Not bad. Not right, but not bad. Next, I want to add a splash of color that adds some interest. Mostly for reasons of taste, I chose a yellowish orange :

Again, all I did was take a radial gradient - orange to black - and center it on the upper left hand corner. The next few gradients are all in dodge mode, because that allows you to add light while the dark part of the gradient has no effect. Perfect for adding splashes of color.

One might wonder if there's a danger of our actors stepping into the gradient. Yeah, it could happen, but you'd be surprised how tolerant this technique is. Things have to get pretty blatant before you start realizing this is an overlay (as opposed to a real light with a gel).

I added a similar gradient on the opposite (upper right) corner. It sort of looks like they have track lighting, no? Here's a good place to point out that the areas of the frame that are, by definition, the least interesting are the places where the actors aren't. Therefore, many shots can benefit from this kind of treatment. Of course, we're assuming this is a locked off shot! If the camera moves, now you're into motion tracking, which is a whole 'nother issue.

Rule of thumb : Learn from the generations of cinema that came before there were digital effects. To make cool effects effective, quick and cheap, lock off the shot. 

I added an overall gradient with some color to get the ambient level up a bit. Next, my first foray into "digital gobos" :

Wow. BIG improvement for teeny effort.
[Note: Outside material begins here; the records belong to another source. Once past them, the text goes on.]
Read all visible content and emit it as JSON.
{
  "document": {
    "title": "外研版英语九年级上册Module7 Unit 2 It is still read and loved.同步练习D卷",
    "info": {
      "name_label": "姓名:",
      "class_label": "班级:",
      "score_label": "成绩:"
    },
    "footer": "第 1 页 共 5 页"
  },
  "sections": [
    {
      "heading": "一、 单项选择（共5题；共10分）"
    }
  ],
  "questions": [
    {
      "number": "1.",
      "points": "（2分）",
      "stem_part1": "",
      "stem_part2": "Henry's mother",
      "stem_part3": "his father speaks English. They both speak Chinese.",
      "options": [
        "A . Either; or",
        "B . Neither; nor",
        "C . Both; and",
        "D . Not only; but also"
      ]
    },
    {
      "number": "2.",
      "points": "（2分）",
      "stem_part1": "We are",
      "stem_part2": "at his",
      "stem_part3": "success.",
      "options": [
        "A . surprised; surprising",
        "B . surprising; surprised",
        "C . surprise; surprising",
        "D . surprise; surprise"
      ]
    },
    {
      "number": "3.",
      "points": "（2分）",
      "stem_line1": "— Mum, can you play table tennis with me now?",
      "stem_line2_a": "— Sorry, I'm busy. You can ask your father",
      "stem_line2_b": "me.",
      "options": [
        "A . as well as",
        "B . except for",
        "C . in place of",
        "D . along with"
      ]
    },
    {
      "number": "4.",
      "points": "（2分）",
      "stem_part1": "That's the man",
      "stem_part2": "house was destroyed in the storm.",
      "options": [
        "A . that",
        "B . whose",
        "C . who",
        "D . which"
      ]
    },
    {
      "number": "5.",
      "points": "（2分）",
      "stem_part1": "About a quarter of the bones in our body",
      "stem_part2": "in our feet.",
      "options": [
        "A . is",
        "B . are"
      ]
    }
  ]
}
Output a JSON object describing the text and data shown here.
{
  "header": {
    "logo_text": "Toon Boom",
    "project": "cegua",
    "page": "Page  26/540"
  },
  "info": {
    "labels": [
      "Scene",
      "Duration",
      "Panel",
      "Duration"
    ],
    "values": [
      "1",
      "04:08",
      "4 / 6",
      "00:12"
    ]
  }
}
Let's keep going.

A second gobo breaks up the other side of the frame. It's contrast and variety - noise if you will - that is interesting visually. It's amazing how this small addition starts to add interest to the shot. Check this one out :

The situation involves law enforcement, so for kicks and grins I added a gobo reminiscient of jail bars. Finally I added two small gradients on our actors faces to bring them out a bit. That's risky, obviously, because if they move much, the gradients need to be animated.

Finally I added the cinescope aspect ratio :

So we went from this :

To this : 

All in about 15 minutes or so. A very economical way to add quality and interest to an otherwise drab shot.